Speaking of training, you recently partnered with Novex Biotech and have talked about the positive impact their supplements have had on you. What boost were you looking for and did it work?

I’m not the type of guy who just takes a bunch of different vitamins or supplements. But I was looking for something else and this conversation with Novex started up. I started taking their supplements in October/November and it’s helped me big time in the gym.

When I took their Oxydrene supplement before my workout routine, I could actually feel the difference in my oxygen level and my performance level in the gym. My recovery time between reps was really quick. And with GF-9, I think from an overall wellness standpoint, I definitely noticed that as well.

I’m also sleeping way better. I used to be a five-hour guy, but for example, last night I slept for seven hours, 46 minutes. I have an Oura Ring (sleep tracker) that I got when I started taking GF-9, just to see what would happen. And it’s amazing, the consistency in my sleep has gotten so much better. My REM sleep is deeper, and I’ll fall asleep in sometimes one to three minutes. So that’s a testament to working your ass off all day and getting physically exhausted, but also the fact that my body is in a good place.

The benefits of the Novex supplements were a pleasant surprise and it’s really increased my enthusiasm to be more involved with health and wellness, and as the CEO of my body.

You just mentioned that you’re the CEO of your own body and health. What can other people learn from adopting that mindset?

You’ve got to be aware of your body and what you put into it, as well as get out of it. I think a lot of people are extremely lazy and whatever they can find, they shove it in their mouth. They don’t understand the consequences of what’s going in.

It’s like being the CEO of a company, your inflows need to be better than your outflows. At the end of the day, you’ve got to manage the whole process.

Late last year, your health was put to the test during a rough bout with Covid-19 following the PNC Father Son Golf Tournament in December. What was that experience like?

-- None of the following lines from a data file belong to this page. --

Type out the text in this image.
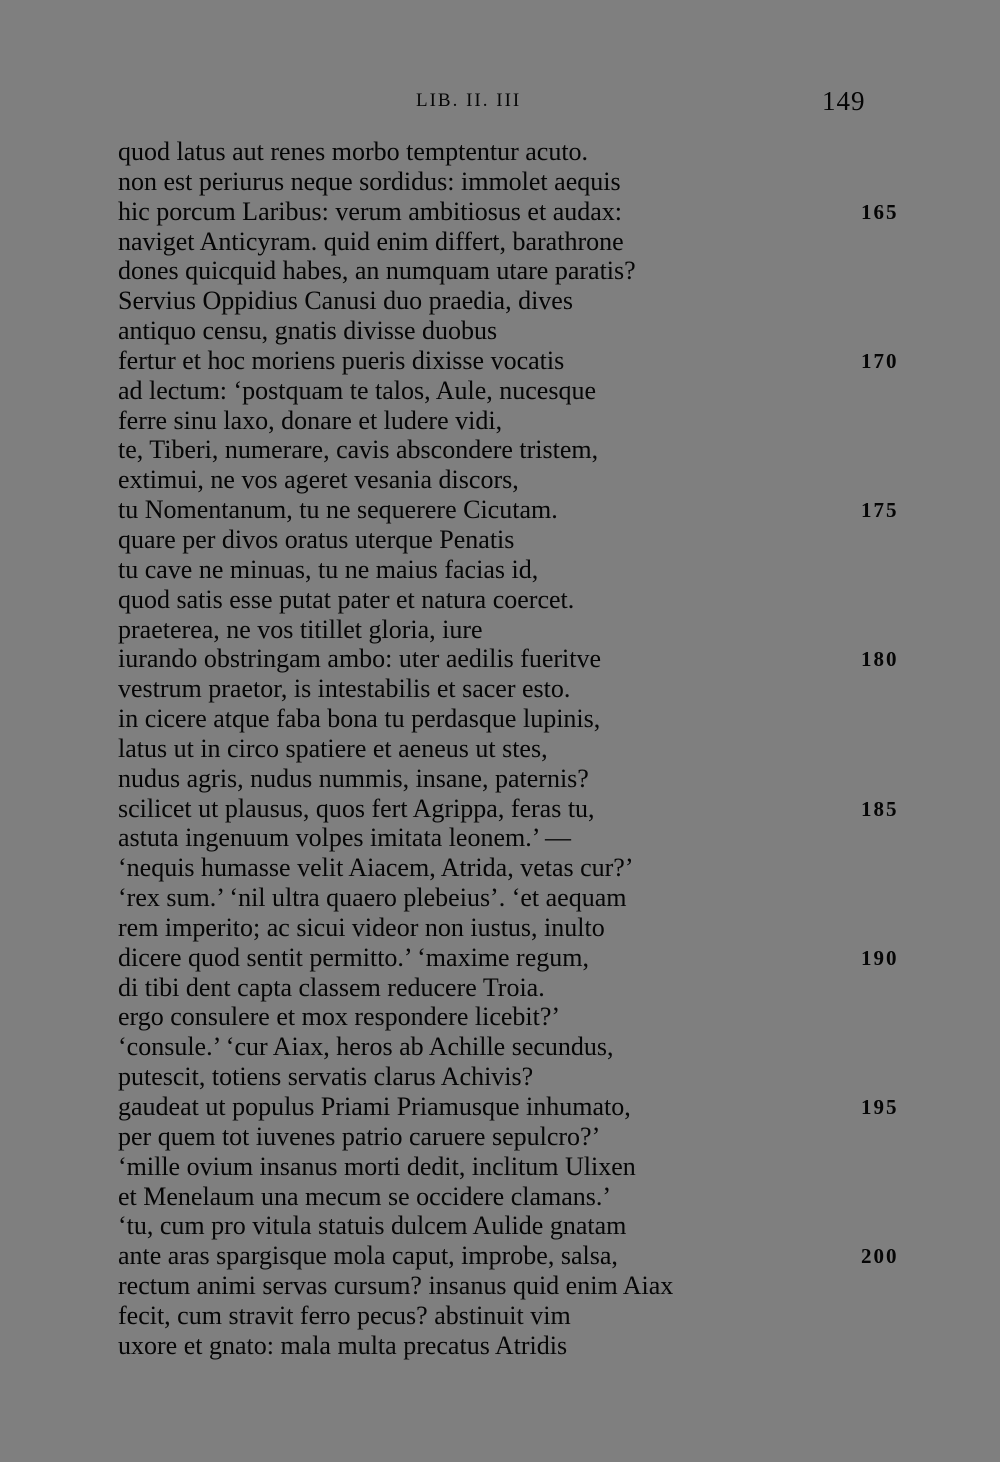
LIB. II. III	149
quod latus aut renes morbo temptentur acuto.
non est periurus neque sordidus: immolet aequis
hic porcum Laribus: verum ambitiosus et audax:	165
naviget Anticyram. quid enim differt, barathrone
dones quicquid habes, an numquam utare paratis?
Servius Oppidius Canusi duo praedia, dives
antiquo censu, gnatis divisse duobus
fertur et hoc moriens pueris dixisse vocatis	170
ad lectum: ‘postquam te talos, Aule, nucesque
ferre sinu laxo, donare et ludere vidi,
te, Tiberi, numerare, cavis abscondere tristem,
extimui, ne vos ageret vesania discors,
tu Nomentanum, tu ne sequerere Cicutam.	175
quare per divos oratus uterque Penatis
tu cave ne minuas, tu ne maius facias id,
quod satis esse putat pater et natura coercet.
praeterea, ne vos titillet gloria, iure
iurando obstringam ambo: uter aedilis fueritve	180
vestrum praetor, is intestabilis et sacer esto.
in cicere atque faba bona tu perdasque lupinis,
latus ut in circo spatiere et aeneus ut stes,
nudus agris, nudus nummis, insane, paternis?
scilicet ut plausus, quos fert Agrippa, feras tu,	185
astuta ingenuum volpes imitata leonem.’ —
‘nequis humasse velit Aiacem, Atrida, vetas cur?’
‘rex sum.’ ‘nil ultra quaero plebeius’. ‘et aequam
rem imperito; ac sicui videor non iustus, inulto
dicere quod sentit permitto.’ ‘maxime regum,	190
di tibi dent capta classem reducere Troia.
ergo consulere et mox respondere licebit?’
‘consule.’ ‘cur Aiax, heros ab Achille secundus,
putescit, totiens servatis clarus Achivis?
gaudeat ut populus Priami Priamusque inhumato,	195
per quem tot iuvenes patrio caruere sepulcro?’
‘mille ovium insanus morti dedit, inclitum Ulixen
et Menelaum una mecum se occidere clamans.’
‘tu, cum pro vitula statuis dulcem Aulide gnatam
ante aras spargisque mola caput, improbe, salsa,	200
rectum animi servas cursum? insanus quid enim Aiax
fecit, cum stravit ferro pecus? abstinuit vim
uxore et gnato: mala multa precatus Atridis
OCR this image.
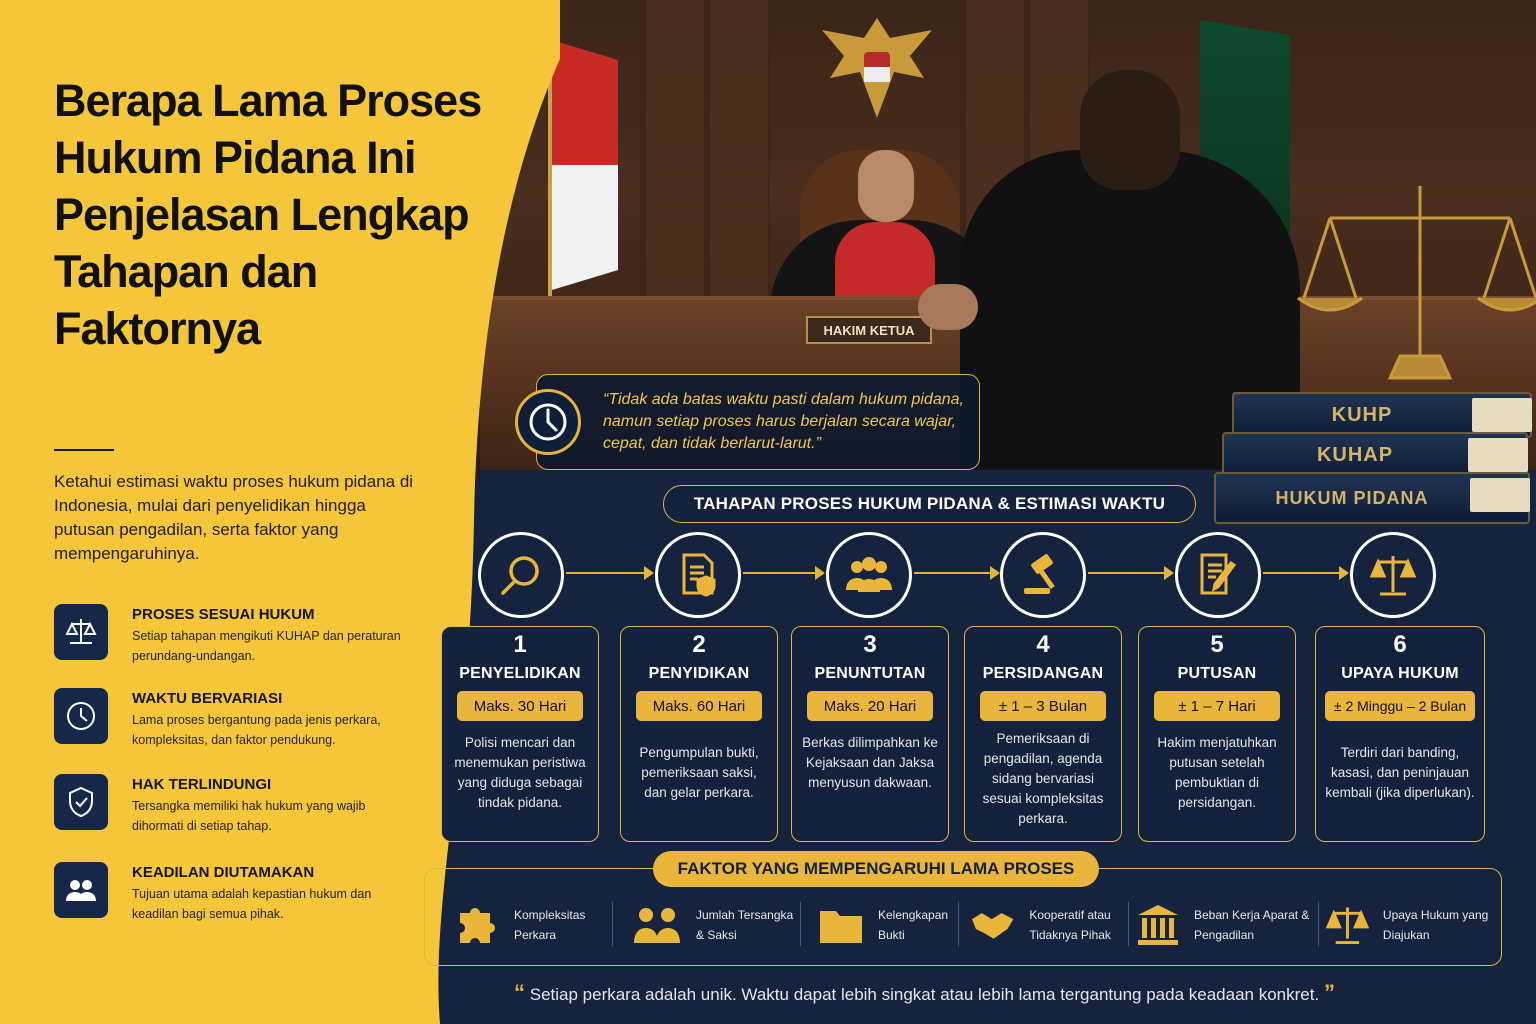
HAKIM KETUA
Berapa Lama Proses Hukum Pidana Ini Penjelasan Lengkap Tahapan dan Faktornya
Ketahui estimasi waktu proses hukum pidana di Indonesia, mulai dari penyelidikan hingga putusan pengadilan, serta faktor yang mempengaruhinya.
PROSES SESUAI HUKUM
Setiap tahapan mengikuti KUHAP dan peraturan perundang-undangan.
WAKTU BERVARIASI
Lama proses bergantung pada jenis perkara, kompleksitas, dan faktor pendukung.
HAK TERLINDUNGI
Tersangka memiliki hak hukum yang wajib dihormati di setiap tahap.
KEADILAN DIUTAMAKAN
Tujuan utama adalah kepastian hukum dan keadilan bagi semua pihak.
“Tidak ada batas waktu pasti dalam hukum pidana, namun setiap proses harus berjalan secara wajar, cepat, dan tidak berlarut-larut.”
KUHP
KUHAP
HUKUM PIDANA
TAHAPAN PROSES HUKUM PIDANA & ESTIMASI WAKTU
1
PENYELIDIKAN
Maks. 30 Hari
Polisi mencari dan menemukan peristiwa yang diduga sebagai tindak pidana.
2
PENYIDIKAN
Maks. 60 Hari
Pengumpulan bukti, pemeriksaan saksi, dan gelar perkara.
3
PENUNTUTAN
Maks. 20 Hari
Berkas dilimpahkan ke Kejaksaan dan Jaksa menyusun dakwaan.
4
PERSIDANGAN
± 1 – 3 Bulan
Pemeriksaan di pengadilan, agenda sidang bervariasi sesuai kompleksitas perkara.
5
PUTUSAN
± 1 – 7 Hari
Hakim menjatuhkan putusan setelah pembuktian di persidangan.
6
UPAYA HUKUM
± 2 Minggu – 2 Bulan
Terdiri dari banding, kasasi, dan peninjauan kembali (jika diperlukan).
FAKTOR YANG MEMPENGARUHI LAMA PROSES
Kompleksitas Perkara
Jumlah Tersangka & Saksi
Kelengkapan Bukti
Kooperatif atau Tidaknya Pihak
Beban Kerja Aparat & Pengadilan
Upaya Hukum yang Diajukan
“ Setiap perkara adalah unik. Waktu dapat lebih singkat atau lebih lama tergantung pada keadaan konkret. ”
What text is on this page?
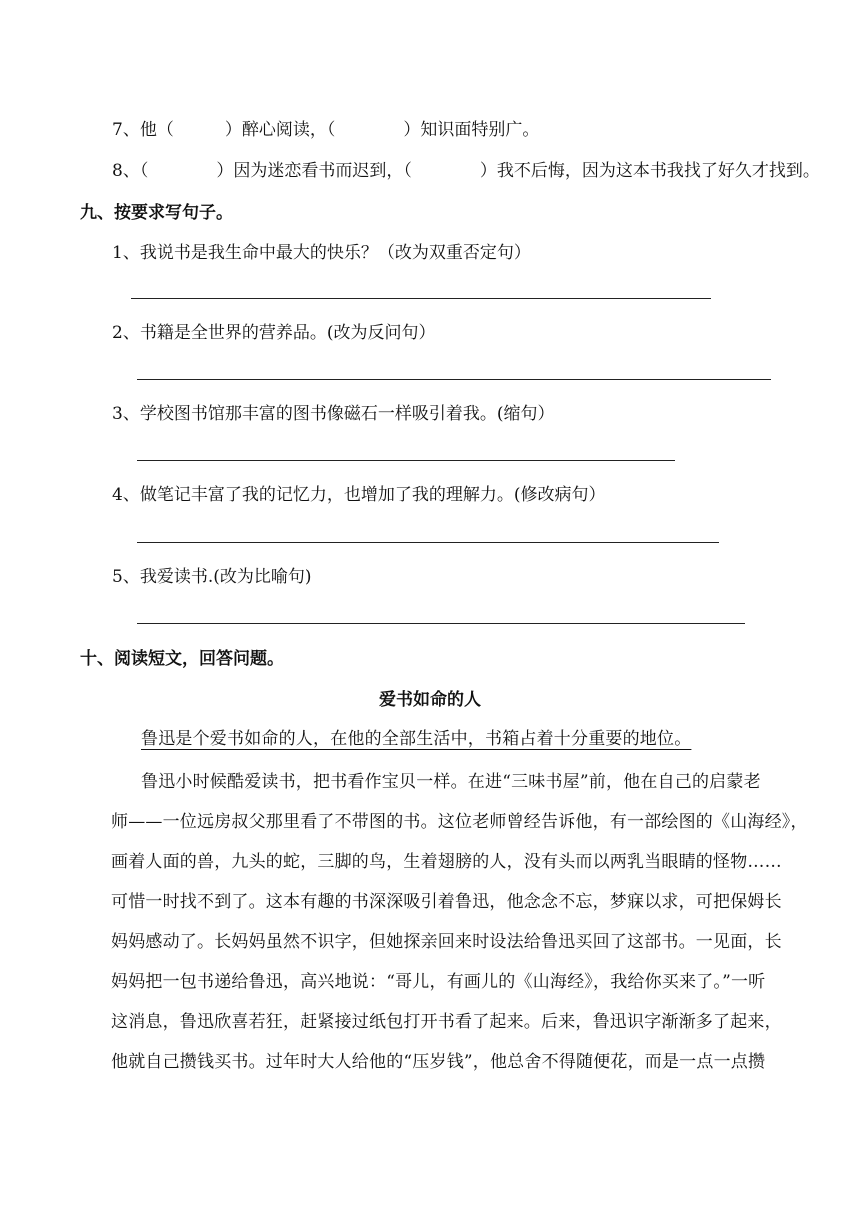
7、他（　　　）醉心阅读，（　　　　）知识面特别广。
8、（　　　　）因为迷恋看书而迟到，（　　　　）我不后悔，因为这本书我找了好久才找到。
九、按要求写句子。
1、我说书是我生命中最大的快乐？（改为双重否定句）
2、书籍是全世界的营养品。(改为反问句）
3、学校图书馆那丰富的图书像磁石一样吸引着我。(缩句）
4、做笔记丰富了我的记忆力，也增加了我的理解力。(修改病句）
5、我爱读书.(改为比喻句)
十、阅读短文，回答问题。
爱书如命的人
鲁迅是个爱书如命的人，在他的全部生活中，书箱占着十分重要的地位。
鲁迅小时候酷爱读书，把书看作宝贝一样。在进“三味书屋”前，他在自己的启蒙老
师——一位远房叔父那里看了不带图的书。这位老师曾经告诉他，有一部绘图的《山海经》，
画着人面的兽，九头的蛇，三脚的鸟，生着翅膀的人，没有头而以两乳当眼睛的怪物……
可惜一时找不到了。这本有趣的书深深吸引着鲁迅，他念念不忘，梦寐以求，可把保姆长
妈妈感动了。长妈妈虽然不识字，但她探亲回来时设法给鲁迅买回了这部书。一见面，长
妈妈把一包书递给鲁迅，高兴地说：“哥儿，有画儿的《山海经》，我给你买来了。”一听
这消息，鲁迅欣喜若狂，赶紧接过纸包打开书看了起来。后来，鲁迅识字渐渐多了起来，
他就自己攒钱买书。过年时大人给他的“压岁钱”，他总舍不得随便花，而是一点一点攒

Going through 2020, we all kept hearing about Covid-19. But until you actually have it, you don’t realize what happens in the transformation because it is different. It’s a different virus than you’ve ever had.

For two weeks, it was crazy. I was driving back from the PNC on December 20 and was in a world of hurt. I didn’t know what I had but I knew I had severe aches and pains in my scapulas all the way down to my L4 and L5 vertebrae, which I’d never experienced before. When I got home, I started quarantining myself. By the time Christmas Day arrived, I got in my car and drove to the ER because I was in so much hurt and I just needed to know what the hell was going on.

Fortunately, I didn’t have any pre-existing conditions and my health was obviously a big benefactor for me getting through it the way I did. But it wasn’t easy because you’ve got to do it on your own, you’re isolated and you’ve just got to grin and bear it. Every day was a different experience.